Search for putative virulence factors of Helicobacter pylori: the low-molecular-weight (33-35 K) antigen.

Abstract

Early studies suggested that two Helicobacter pylori proteins, CagA and VacA, were virulence factors. Support for that hypothesis has been undermined by geographic differences in prevalence of these antigens. To identify other possible putative virulence factors by establishing a relationship between antigens and different H. pylori diseases, two commercial available immunoblot assay kits, HelicoBlot 2.0 (Genelabs Diagnostics, Singapore) and RIDA Blot Helicobacter (R-Biopharm GmbH, Darmstadt, Germany), were used to investigate the prevalence of various specific antigen seropositivity in 80 H. pylori-infected Japanese (20 each with gastritis, duodenal ulcer, gastric ulcer, or gastric cancer). The production of interleukin-8 (IL-8) in biopsy specimens was also measured by enzyme-linked immunosorbent assay (ELISA). Both assays had 100% sensitivity; specificity was 90% for HB2.0 and 80% for RIDA-BH. With the exception of the 33-35 K antigen, there was no relationship between antigens, endoscopic diagnoses, histological findings, or mucosal IL-8 levels. The 33-35 K antigen was present in 97.5% (39 of 40) patients with gastric or duodenal ulcer compared to 70% (14 of 20) those with chronic gastritis (P < 0.006).

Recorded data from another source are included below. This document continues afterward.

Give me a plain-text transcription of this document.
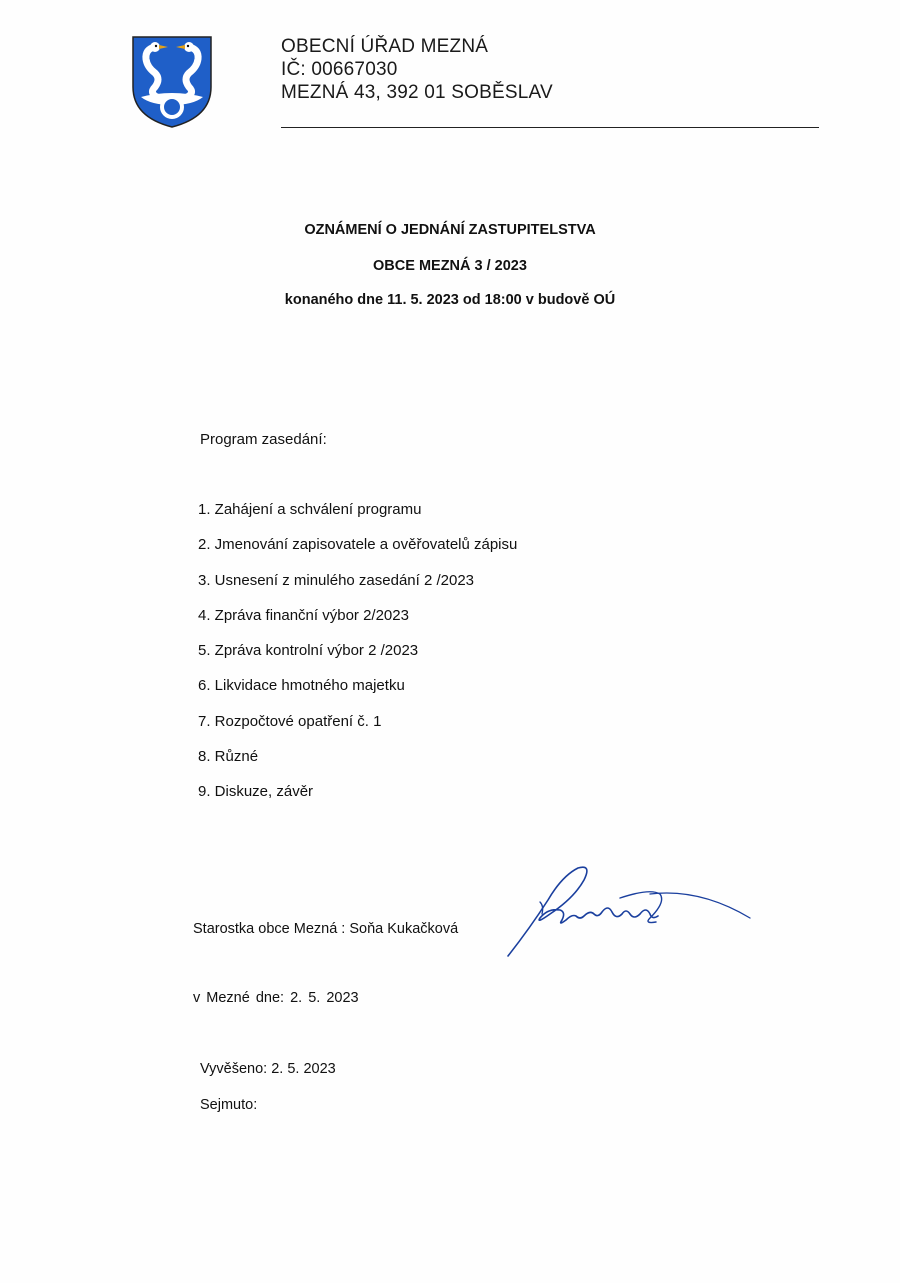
OBECNÍ ÚŘAD MEZNÁ
IČ: 00667030
MEZNÁ 43, 392 01 SOBĚSLAV
OZNÁMENÍ O JEDNÁNÍ ZASTUPITELSTVA
OBCE MEZNÁ 3 / 2023
konaného dne 11. 5. 2023 od 18:00 v budově OÚ
Program zasedání:
1. Zahájení a schválení programu
2. Jmenování zapisovatele a ověřovatelů zápisu
3. Usnesení z minulého zasedání 2 /2023
4. Zpráva finanční výbor 2/2023
5. Zpráva kontrolní výbor 2 /2023
6. Likvidace hmotného majetku
7. Rozpočtové opatření č. 1
8. Různé
9. Diskuze, závěr
Starostka obce Mezná : Soňa Kukačková
v Mezné dne: 2. 5. 2023
Vyvěšeno: 2. 5. 2023
Sejmuto:
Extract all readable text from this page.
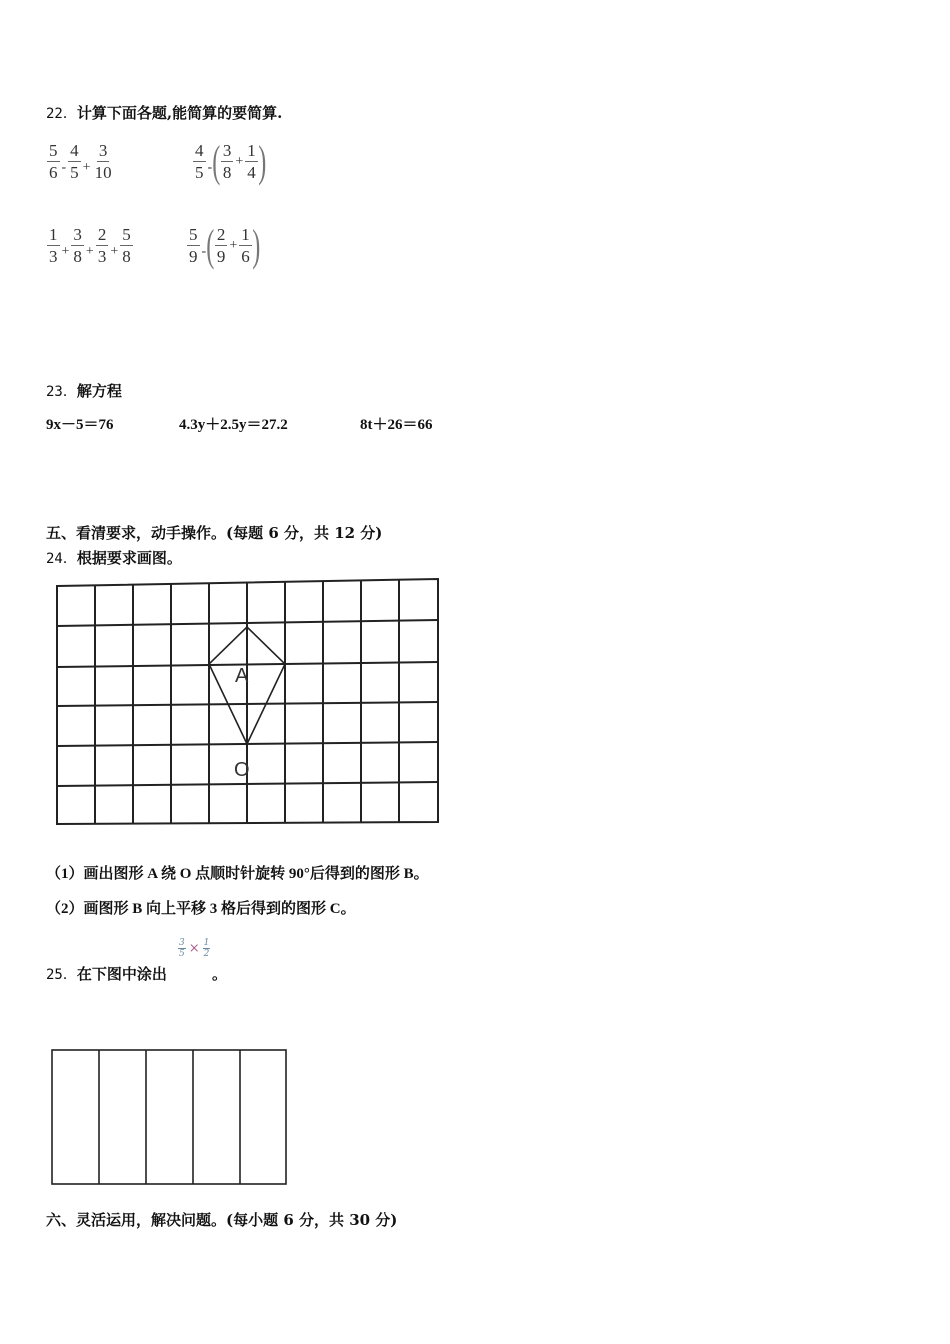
22．计算下面各题,能简算的要简算.
$\frac{5}{6} - \frac{4}{5} + \frac{3}{10}$	$\frac{4}{5}$ - ( $\frac{3}{8} + \frac{1}{4}$ )
$\frac{1}{3} + \frac{3}{8} + \frac{2}{3} + \frac{5}{8}$	$\frac{5}{9}$ - ( $\frac{2}{9} + \frac{1}{6}$ )
23．解方程
9x－5＝76	4.3y＋2.5y＝27.2	8t＋26＝66
五、看清要求，动手操作。(每题 6 分，共 12 分)
24．根据要求画图。
A
O
（1）画出图形 A 绕 O 点顺时针旋转 90°后得到的图形 B。
（2）画图形 B 向上平移 3 格后得到的图形 C。
25．在下图中涂出
$\frac{3}{5} \times \frac{1}{2}$
。
六、灵活运用，解决问题。(每小题 6 分，共 30 分)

The mean IL-8 levels in the corpus was significantly higher in those with antibody to the 33-35 K antigen compared to those without (105.4+/-22 pg/mg vs 10.2+/-8.8 pg/mg) (P=0.015). There was no relationship between other antigens including CagA and production of IL-8. In conclusion, the low-molecular-weight 33-35 K antigen may play an important role in the pathogenesis of H. pylori-related disease.